CO 24 Denial Code- Charges covered under capitation agreement or managed care plan

As you know, Medical Billing & Coding has its own importance in the health sector, there is a predetermined coding system under which all the work is done to cancel the submission of any claim or take any action on it. Co 24 denial code which has already created a lot of confusion. There is usually a lot of confusion in the medical billing industry regarding this denial code.

There are many patients who are already taking advantage of Medicare services but still keep on submitting claims. The co 24 deny code is used only to deal with such situations. We know that many questions will be coming in your mind regarding Daniel Code CO-24, for which you will be eager to know the answer. Today, through this article, we will know what is Co 24 Denial Code and in what situation it is used.

What is CO24 Denial code ?

The Denial Code CO 24 means claims that are submitted by patients who are already on Medicare. Simply put, if a patient is already enrolled or taking advantage of a Medicare Advantage plan or care plan, but instead of submitting a claim to the Medicare plan, the patient submits a claim back to Medicare insurance. So in this case the claims submitted by him are denied as CO24 Denial Code – Charges covered under capitation agreement or managed care plan.

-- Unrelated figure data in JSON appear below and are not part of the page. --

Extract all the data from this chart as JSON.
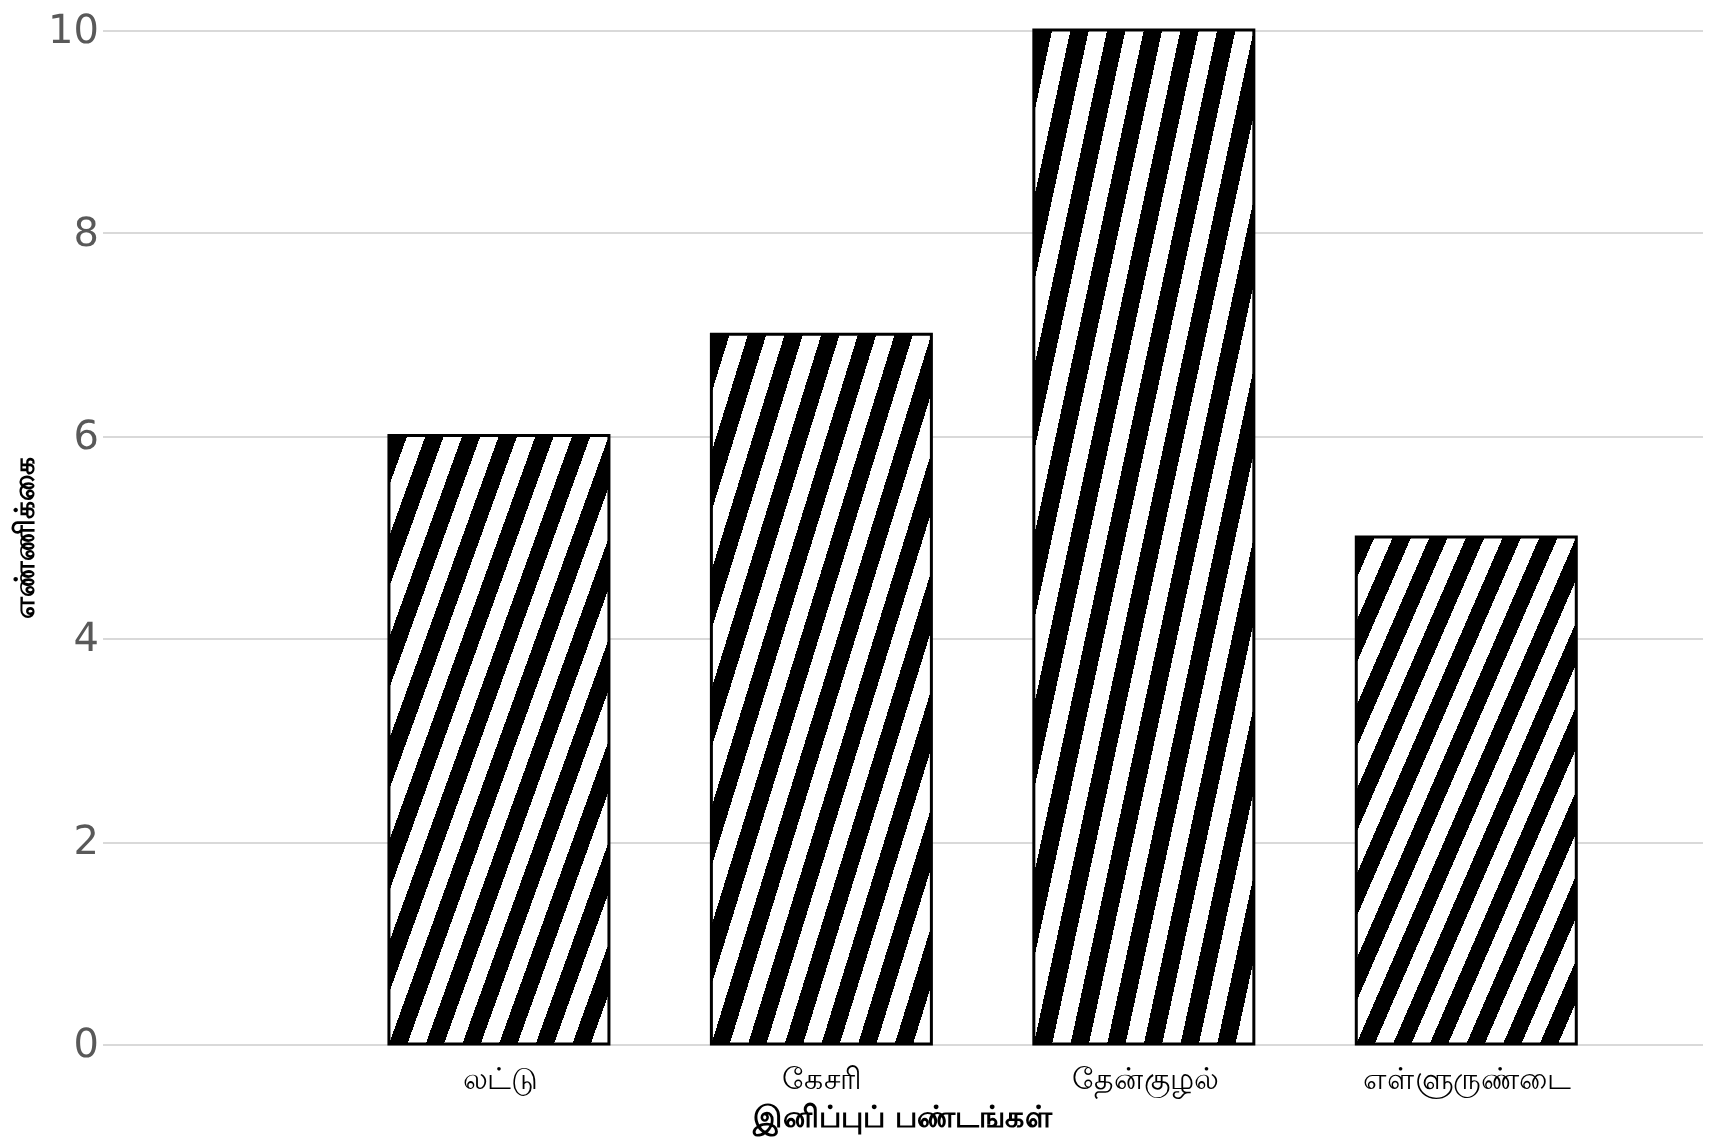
{
  "chart_data": {
    "type": "bar",
    "categories": [
      "லட்டு",
      "கேசரி",
      "தேன்குழல்",
      "எள்ளுருண்டை"
    ],
    "values": [
      6,
      7,
      10,
      5
    ],
    "color": "#000000",
    "xlabel": "இனிப்புப் பண்டங்கள்",
    "ylabel": "எண்ணிக்கை",
    "ylim": [
      0,
      10
    ],
    "yticks": [
      0,
      2,
      4,
      6,
      8,
      10
    ],
    "grid": "y"
  }
}
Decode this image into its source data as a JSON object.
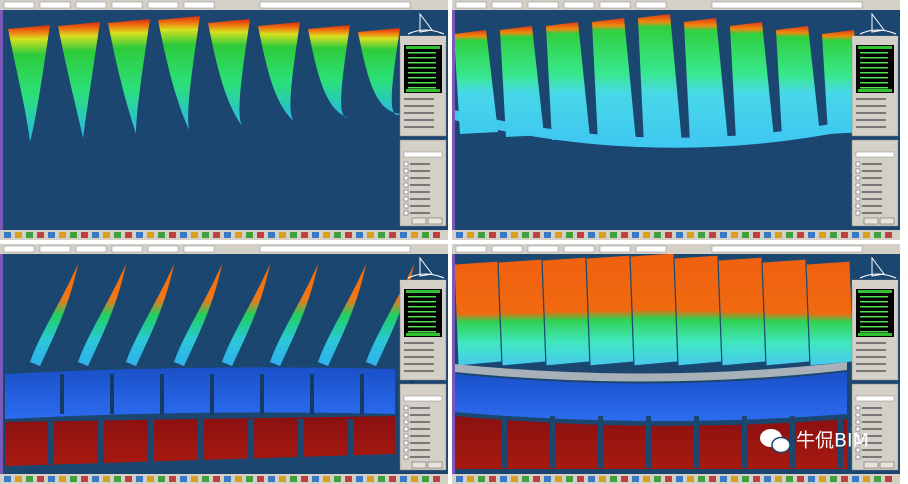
{
  "watermark": "牛侃BIM"
}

 Medicare Advantage plans are also known as Medicare Part C. These Medicare Advantage plans are offered by private insurance companies that are approved by Medicare to cover Medicare Part A and Medicare Part B services except for hospice care.

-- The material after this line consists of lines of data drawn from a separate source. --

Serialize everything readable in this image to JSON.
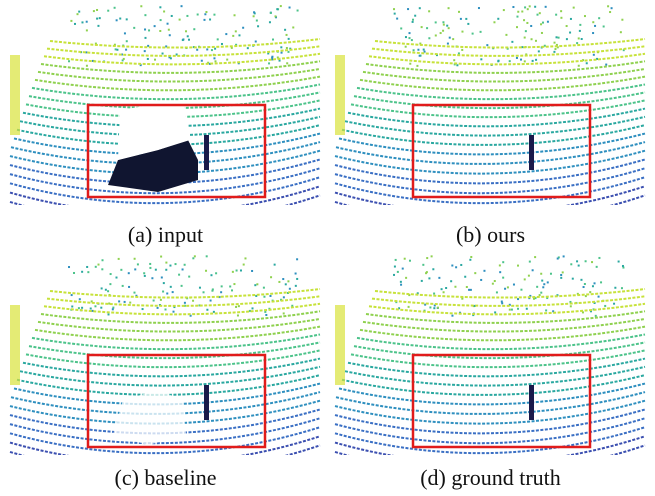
{
  "panels": [
    {
      "caption": "(a) input"
    },
    {
      "caption": "(b) ours"
    },
    {
      "caption": "(c) baseline"
    },
    {
      "caption": "(d) ground truth"
    }
  ]
}
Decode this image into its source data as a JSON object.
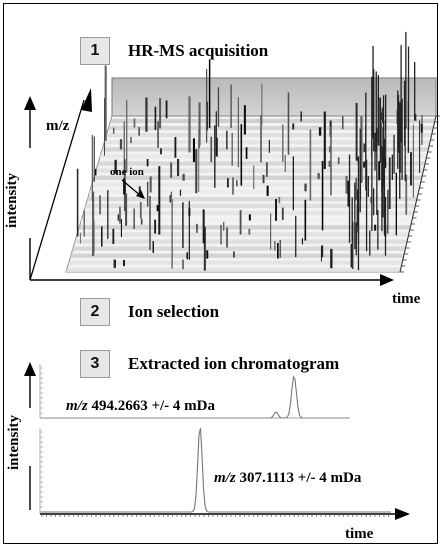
{
  "steps": [
    {
      "number": "1",
      "label": "HR-MS acquisition"
    },
    {
      "number": "2",
      "label": "Ion selection"
    },
    {
      "number": "3",
      "label": "Extracted ion chromatogram"
    }
  ],
  "panel1": {
    "y_axis_label": "intensity",
    "depth_axis_label": "m/z",
    "x_axis_label": "time",
    "annotation": "one ion"
  },
  "panel3": {
    "y_axis_label": "intensity",
    "x_axis_label": "time",
    "trace_top": {
      "prefix": "m/z",
      "value": "494.2663 +/- 4 mDa"
    },
    "trace_bottom": {
      "prefix": "m/z",
      "value": "307.1113 +/- 4 mDa"
    }
  }
}
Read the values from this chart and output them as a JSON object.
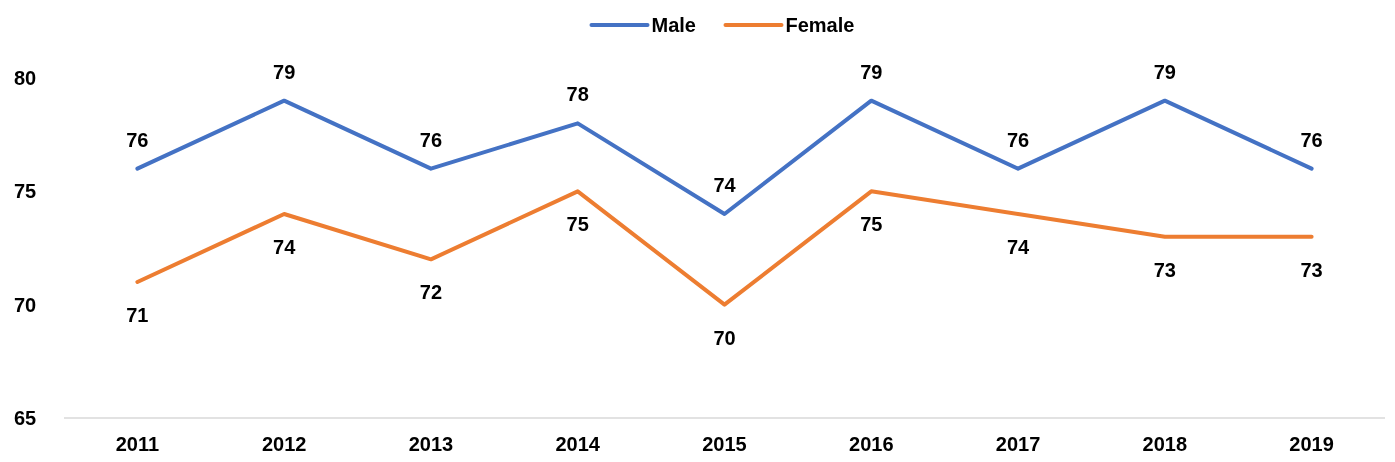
{
  "chart_data": {
    "type": "line",
    "categories": [
      "2011",
      "2012",
      "2013",
      "2014",
      "2015",
      "2016",
      "2017",
      "2018",
      "2019"
    ],
    "series": [
      {
        "name": "Male",
        "color": "#4472c4",
        "values": [
          76,
          79,
          76,
          78,
          74,
          79,
          76,
          79,
          76
        ]
      },
      {
        "name": "Female",
        "color": "#ed7d31",
        "values": [
          71,
          74,
          72,
          75,
          70,
          75,
          74,
          73,
          73
        ]
      }
    ],
    "ylim": [
      65,
      80
    ],
    "yticks": [
      65,
      70,
      75,
      80
    ],
    "grid": false,
    "legend": "top",
    "data_labels": true,
    "marker": "none",
    "line_style": "solid"
  }
}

These private insurance companies are required to follow the rules set forth by Original Medicare. must be followed strictly. Original Medicare covers hospice care, even if you have a Medicare Advantage plan. This generally means that the Medicare benefits being provided must include all medical services that original Medicare covers except for hospice care. However, many insurance companies include drug coverage in their Medicare Advantage plans and may offer additional benefits such as dental, vision care or wellness programs.

Co 24 denial code meaning

“Denial code CO 24 means – Charges are covered under a capitation agreement or managed care plan. Means the patient is a beneficiary of medical care managed by a Medicare company.

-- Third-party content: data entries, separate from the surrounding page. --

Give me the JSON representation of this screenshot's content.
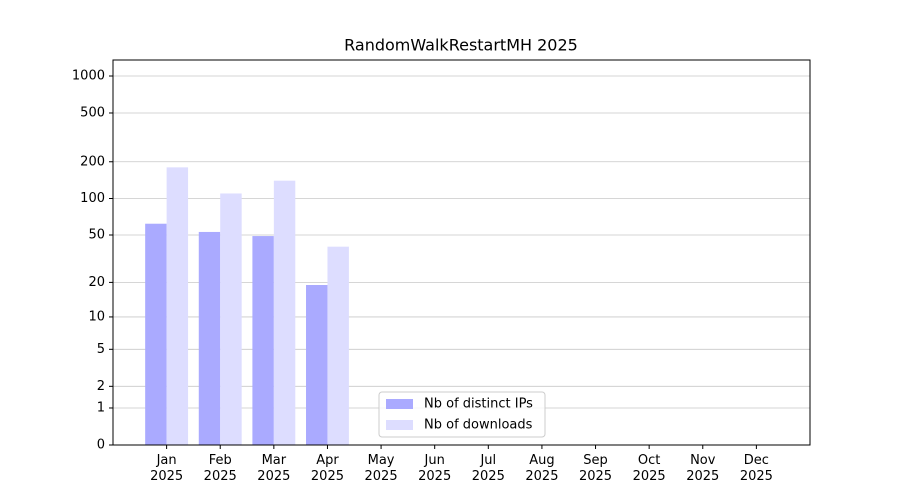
{
  "chart_data": {
    "type": "bar",
    "title": "RandomWalkRestartMH 2025",
    "categories": [
      "Jan\n2025",
      "Feb\n2025",
      "Mar\n2025",
      "Apr\n2025",
      "May\n2025",
      "Jun\n2025",
      "Jul\n2025",
      "Aug\n2025",
      "Sep\n2025",
      "Oct\n2025",
      "Nov\n2025",
      "Dec\n2025"
    ],
    "series": [
      {
        "name": "Nb of distinct IPs",
        "color": "#aaaaff",
        "values": [
          62,
          53,
          49,
          19,
          null,
          null,
          null,
          null,
          null,
          null,
          null,
          null
        ]
      },
      {
        "name": "Nb of downloads",
        "color": "#ddddff",
        "values": [
          180,
          110,
          140,
          40,
          null,
          null,
          null,
          null,
          null,
          null,
          null,
          null
        ]
      }
    ],
    "yscale": "symlog",
    "ylim": [
      0,
      1350
    ],
    "yticks": [
      0,
      1,
      2,
      5,
      10,
      20,
      50,
      100,
      200,
      500,
      1000
    ],
    "grid": true,
    "legend": "lower center"
  }
}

Causes of denial code CO24

Although there are not many reasons for the co 24 denial code, claims are mostly denied under CO24 denial because they submit a claim to a person who is already taking advantage of Medicare benefits, in addition We do not even check this before making a claim. Sometimes claims may be rejected even if they are not submitted correctly.

How to Avoid Co 29 Denial Code

Get detailed information including Medicare ID, inquire with the Department of Medicare for detailed information and fill in the correct information on the claim. Call the insurance company to check patient eligibility and submit claims to the correct beneficiary if the patient is covered under a Medicare care plan.

How to Handle CO-24 Denial Code

If you submit a claim as a Medicare beneficiary, then in this case your claim will be denied, but if you are not enrolled in any kind of Medicare service, nor are you taking advantage of it, but still the denial code on your claim is CO-24. If it is coming then you can get rid of this deny in this case. co 24 Follow the below steps to get rid of the denial code and try to understand where you are getting the error while submitting the claim.

◆ Before submitting a claim for any Medicare service, be sure to verify that you are not a Medicare beneficiary. First check Medicare eligibility to see if Patient Benefits is covered under the managed care plan. If you find that the services the patient received are covered by managed care plans. Then the next step is to get the member ID of that particular private insurance from Medicare or the patient.

◆ Finally, claims must be submitted to that beneficiary’s managed care plan private insurance to eliminate the denial CO-24 – charges covered under the capitation agreement or managed care plan.

If you have already received the above denial from Medicare or an insurance company, you can also locate specialized managed care insurance by reaching out to the Medicare claims department with the following questions:

◆Date of receipt of claim.

◆Claim Rejected Date.

◆ May I know the name, ID, contact of the managed care insurance?

Conclusion:

The Co 24 Denial Code, which rejects claims that are filed by a person already covered by Medicare, is basically what it is known for. Which are offered by private insurance companies. Medicare benefits provided by these insurance companies include all medical services that original Medicare covered except hospice care. Apart from this, it also runs many other care programs. Today, through this article, we have come to know what is co24 denial code, how to avoid this denial, what are the reasons for co 24 denial code and why co 24 denial code appears. Is. To avoid this denial code, we have to take care of many things like whether the person submitting the claim is not a Medicare beneficiary or enrolled, filling all the information carefully while filing the claim, etc.

FAQs

Q1. What can be done to stop CO 24?

Ans. You can take the following steps to prevent CO 24 denial:
Before providing a service, check whether the patient has any type of coverage under the care plan.
Receive member ID and detailed information from patient or Medicare.
Claims can then be submitted to the correct beneficiary administering the care plan.

Q2. What to do if co 24 denial code is already received?

Ans. If you have already received a denial code CO 24, the first thing you should do is consult with the Department of Medicare Insurance officials and provide them with the code and claim denial date, details about managed care insurance, call references and Ask questions including claim numbers.